Eu não discordo de Wendy Brown. Existem autocratas na atualidade que não ligam a mínima para temas como casamento gay. Se alguns são machistas furibundos, e Donald Trump é um deles, outros não adotam o moralismo misógino do velho Duce. Existem até líderes de extrema direita que são lésbicas declaradas.
As dessemelhanças não param aí. O fascismo de cem anos atrás era mais estatizante que o autoritarismo ultraliberal que aí está. Era mais “trabalhista” também. Mussolini posava de defensor do operariado e, na Alemanha, o partido de Adolf Hitler até tinha “socialista” no nome: Partido Nacional-Socialista dos Trabalhadores Alemães. Bem sabemos que ambos dizimaram os sindicalistas de todos os tipos, mas, ao menos no início, fingiam representar os pobres. Não por acaso, Getúlio Vargas, vulgo “pai dos pobres”, foi buscar na Carta del Lavoro da Itália fascista a inspiração para a sua Consolidação das Leis do Trabalho (CLT).
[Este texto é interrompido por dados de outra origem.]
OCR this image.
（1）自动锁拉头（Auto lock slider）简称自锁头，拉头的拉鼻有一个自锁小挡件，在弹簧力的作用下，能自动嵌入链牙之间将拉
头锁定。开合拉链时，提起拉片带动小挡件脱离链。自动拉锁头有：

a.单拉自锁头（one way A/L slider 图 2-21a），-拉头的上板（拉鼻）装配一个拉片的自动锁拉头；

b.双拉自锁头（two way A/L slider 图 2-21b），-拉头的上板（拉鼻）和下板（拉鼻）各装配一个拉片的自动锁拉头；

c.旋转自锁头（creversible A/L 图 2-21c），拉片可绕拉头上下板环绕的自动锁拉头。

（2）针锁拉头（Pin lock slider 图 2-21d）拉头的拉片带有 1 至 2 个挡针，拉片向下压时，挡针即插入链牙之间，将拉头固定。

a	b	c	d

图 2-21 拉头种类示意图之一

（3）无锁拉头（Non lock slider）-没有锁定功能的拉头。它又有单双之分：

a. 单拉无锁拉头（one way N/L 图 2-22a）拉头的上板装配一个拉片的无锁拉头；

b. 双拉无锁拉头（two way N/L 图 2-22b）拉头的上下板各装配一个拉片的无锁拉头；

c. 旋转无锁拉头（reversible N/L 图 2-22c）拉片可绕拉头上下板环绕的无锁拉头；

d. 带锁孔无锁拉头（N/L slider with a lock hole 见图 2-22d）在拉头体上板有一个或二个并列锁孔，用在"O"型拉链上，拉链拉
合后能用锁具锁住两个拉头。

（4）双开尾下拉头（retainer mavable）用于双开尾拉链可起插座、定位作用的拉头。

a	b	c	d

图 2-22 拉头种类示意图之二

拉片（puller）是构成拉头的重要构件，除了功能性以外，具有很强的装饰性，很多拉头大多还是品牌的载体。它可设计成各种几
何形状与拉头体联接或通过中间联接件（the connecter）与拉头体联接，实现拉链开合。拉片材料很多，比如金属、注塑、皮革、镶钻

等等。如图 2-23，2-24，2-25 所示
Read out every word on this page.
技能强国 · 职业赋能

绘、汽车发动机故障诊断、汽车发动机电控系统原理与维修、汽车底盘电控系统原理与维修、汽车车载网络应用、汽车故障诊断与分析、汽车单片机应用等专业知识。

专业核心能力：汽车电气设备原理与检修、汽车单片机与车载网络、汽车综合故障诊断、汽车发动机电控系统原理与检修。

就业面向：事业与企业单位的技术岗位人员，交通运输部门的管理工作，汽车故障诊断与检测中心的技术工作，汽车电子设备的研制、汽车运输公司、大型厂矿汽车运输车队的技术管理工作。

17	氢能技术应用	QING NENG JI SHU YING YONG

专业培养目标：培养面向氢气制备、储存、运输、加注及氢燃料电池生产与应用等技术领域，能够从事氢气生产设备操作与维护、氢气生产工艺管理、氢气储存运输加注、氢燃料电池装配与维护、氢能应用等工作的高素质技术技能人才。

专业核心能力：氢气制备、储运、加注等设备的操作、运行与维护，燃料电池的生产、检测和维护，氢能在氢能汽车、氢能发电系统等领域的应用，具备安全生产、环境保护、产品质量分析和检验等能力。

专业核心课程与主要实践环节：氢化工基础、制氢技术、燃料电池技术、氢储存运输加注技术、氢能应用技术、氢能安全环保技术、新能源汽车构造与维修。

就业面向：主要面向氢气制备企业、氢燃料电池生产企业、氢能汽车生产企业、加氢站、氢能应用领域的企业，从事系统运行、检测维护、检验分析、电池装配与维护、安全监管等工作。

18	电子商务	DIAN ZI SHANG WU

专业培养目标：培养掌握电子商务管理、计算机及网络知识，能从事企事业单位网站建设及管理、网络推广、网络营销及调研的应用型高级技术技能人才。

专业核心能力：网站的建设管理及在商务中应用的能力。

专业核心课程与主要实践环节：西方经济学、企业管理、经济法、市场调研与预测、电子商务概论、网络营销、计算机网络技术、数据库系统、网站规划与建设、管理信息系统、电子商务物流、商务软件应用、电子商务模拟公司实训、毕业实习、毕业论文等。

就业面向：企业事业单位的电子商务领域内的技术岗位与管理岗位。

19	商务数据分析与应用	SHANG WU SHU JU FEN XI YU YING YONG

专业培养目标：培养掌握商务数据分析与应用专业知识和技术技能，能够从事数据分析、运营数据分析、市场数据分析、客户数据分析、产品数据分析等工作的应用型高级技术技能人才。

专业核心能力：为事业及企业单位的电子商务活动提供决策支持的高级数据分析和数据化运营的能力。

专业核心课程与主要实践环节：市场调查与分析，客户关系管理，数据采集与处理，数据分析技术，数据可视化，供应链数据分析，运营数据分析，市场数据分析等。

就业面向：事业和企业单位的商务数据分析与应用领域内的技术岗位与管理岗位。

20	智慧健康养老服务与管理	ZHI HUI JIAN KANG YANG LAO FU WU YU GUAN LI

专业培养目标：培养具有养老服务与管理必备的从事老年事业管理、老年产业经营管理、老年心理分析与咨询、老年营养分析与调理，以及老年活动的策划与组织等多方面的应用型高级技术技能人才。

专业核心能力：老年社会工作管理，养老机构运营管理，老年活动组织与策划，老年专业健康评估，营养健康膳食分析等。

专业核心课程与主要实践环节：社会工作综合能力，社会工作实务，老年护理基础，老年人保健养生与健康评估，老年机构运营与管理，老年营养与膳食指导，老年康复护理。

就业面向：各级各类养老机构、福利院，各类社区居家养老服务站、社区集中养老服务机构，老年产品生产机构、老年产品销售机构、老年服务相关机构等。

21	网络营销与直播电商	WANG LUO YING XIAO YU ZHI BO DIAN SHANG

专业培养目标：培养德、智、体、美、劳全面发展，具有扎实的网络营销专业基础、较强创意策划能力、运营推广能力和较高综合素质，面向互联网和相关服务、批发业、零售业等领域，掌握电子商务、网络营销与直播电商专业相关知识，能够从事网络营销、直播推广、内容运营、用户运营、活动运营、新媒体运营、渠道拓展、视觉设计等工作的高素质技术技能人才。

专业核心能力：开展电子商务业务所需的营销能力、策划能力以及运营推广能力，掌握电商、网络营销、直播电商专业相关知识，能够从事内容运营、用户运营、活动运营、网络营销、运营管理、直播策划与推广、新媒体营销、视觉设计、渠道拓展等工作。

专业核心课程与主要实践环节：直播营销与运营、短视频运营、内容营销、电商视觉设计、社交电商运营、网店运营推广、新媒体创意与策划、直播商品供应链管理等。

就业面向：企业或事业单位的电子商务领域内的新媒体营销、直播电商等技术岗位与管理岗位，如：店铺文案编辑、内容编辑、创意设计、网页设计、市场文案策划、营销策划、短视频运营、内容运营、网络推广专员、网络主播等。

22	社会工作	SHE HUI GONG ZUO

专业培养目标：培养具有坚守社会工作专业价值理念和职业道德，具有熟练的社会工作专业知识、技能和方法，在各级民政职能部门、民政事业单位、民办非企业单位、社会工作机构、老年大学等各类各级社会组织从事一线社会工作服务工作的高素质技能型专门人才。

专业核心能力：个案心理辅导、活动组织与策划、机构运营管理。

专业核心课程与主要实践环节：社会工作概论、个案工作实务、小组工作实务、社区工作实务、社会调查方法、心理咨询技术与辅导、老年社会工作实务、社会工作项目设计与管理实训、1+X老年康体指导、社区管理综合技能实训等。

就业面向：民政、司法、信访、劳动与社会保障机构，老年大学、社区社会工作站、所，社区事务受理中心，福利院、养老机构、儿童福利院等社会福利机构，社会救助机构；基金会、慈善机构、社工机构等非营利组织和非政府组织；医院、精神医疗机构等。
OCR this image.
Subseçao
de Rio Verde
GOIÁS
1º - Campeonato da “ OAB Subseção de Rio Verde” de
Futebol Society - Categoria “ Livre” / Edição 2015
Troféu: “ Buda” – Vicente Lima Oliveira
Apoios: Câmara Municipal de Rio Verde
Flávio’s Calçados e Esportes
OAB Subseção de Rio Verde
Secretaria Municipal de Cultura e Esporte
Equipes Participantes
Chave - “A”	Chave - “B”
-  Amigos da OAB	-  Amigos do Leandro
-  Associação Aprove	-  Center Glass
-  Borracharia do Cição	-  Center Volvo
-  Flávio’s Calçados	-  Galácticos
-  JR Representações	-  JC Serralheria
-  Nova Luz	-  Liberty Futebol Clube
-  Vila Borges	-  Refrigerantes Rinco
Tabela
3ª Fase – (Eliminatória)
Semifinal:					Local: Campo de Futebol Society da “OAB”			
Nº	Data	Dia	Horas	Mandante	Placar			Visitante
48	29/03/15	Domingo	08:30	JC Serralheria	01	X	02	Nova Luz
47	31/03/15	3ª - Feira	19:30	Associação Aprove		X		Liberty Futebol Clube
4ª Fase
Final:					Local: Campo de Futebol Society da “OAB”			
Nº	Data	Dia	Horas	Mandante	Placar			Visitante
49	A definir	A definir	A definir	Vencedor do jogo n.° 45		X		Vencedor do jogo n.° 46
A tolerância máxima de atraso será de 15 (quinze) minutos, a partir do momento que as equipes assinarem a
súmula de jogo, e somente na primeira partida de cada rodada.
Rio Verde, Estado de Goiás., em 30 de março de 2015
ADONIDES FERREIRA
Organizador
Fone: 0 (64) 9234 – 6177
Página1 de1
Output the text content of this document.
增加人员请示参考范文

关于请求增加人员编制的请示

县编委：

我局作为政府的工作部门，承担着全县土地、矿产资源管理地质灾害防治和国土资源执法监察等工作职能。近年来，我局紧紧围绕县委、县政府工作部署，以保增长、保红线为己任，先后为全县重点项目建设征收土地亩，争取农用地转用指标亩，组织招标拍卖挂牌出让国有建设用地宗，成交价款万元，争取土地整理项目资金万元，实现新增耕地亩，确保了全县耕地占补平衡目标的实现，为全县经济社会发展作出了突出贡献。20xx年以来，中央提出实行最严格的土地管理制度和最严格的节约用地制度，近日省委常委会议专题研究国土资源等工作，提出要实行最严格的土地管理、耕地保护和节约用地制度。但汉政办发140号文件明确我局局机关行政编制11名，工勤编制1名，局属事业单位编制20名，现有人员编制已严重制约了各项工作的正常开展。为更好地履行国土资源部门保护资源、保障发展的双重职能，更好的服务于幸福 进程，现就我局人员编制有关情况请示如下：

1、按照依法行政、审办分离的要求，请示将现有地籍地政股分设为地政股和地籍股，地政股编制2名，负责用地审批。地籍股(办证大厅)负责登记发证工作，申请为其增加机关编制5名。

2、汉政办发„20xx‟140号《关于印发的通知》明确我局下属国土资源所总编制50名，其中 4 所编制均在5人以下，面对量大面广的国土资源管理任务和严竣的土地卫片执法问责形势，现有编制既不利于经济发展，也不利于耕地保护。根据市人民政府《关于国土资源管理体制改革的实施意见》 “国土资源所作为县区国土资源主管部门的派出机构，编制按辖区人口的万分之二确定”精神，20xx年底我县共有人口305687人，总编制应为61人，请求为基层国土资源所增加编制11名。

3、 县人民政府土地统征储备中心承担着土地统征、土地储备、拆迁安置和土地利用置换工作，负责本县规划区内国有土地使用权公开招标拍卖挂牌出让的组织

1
Ora, Trump não quer nada com os sindicatos, promove unicamente a causa capitalista e convence as massas: hoje, os serviçais mais espoliados se definem como “empreendedores”, não mais como trabalhadores. Aparentemente, portanto, não teria nada em comum com Hitler ou Mussolini.
Se formos além das aparências, porém, veremos que Trump tem um pé, ou mesmo dois, no fascismo mais descarado. Sua estratégia é desmantelar a democracia para destroçar os direitos sociais, abandonar os mais frágeis no deserto, perseguir os estrangeiros, insuflar o nacionalismo e autorizar toda forma de acumulação de capital em seus territórios. Como Hitler e Mussolini.
Em 1995, o pensador italiano Umberto Eco escreveu para a revista The New York Review of Books um ensaio intitulado Ur-Fascism. Eco não tinha em mente o fascismo histórico, mas um regime totalitário que seria atemporal, o “fascismo eterno”, que ele descreveu em 14 traços característicos.O primeiro desses traços é o elogio de um passado glorioso da pátria, um passado inventado. Trump, com seu Make America Great Again, ou, simplesmente, Maga, cumpre o figurino. O segundo traço é a recusa da modernidade e do iluminismo, com forte repúdio ao intelectualismo. Vêm em seguida o irracionalismo, abastecido pelas teorias da conspiração, o discurso do “nós” contra “eles”, o racismo (ou o ódio aos imigrantes), o apelo aos ressentimentos das classes médias frustradas, o nacionalismo exacerbado, a exploração do sentimento de humilhação e a construção de um clima de guerra permanente. O décimo traço do “fascismo eterno” consiste no desprezo pelos mais fracos, seguido pela educação para o heroísmo: todo mundo deve querer morrer pelo regime. A fi-xação em objetos fálicos, como armas, é outra característica, bem própria do “machismo” (esse é o vocábulo usado por Umberto Eco). Depois, temos o populismo exacerbado. O traço de número 14 é o discurso tosco, primário, que repele raciocínios complexos e a razão crítica.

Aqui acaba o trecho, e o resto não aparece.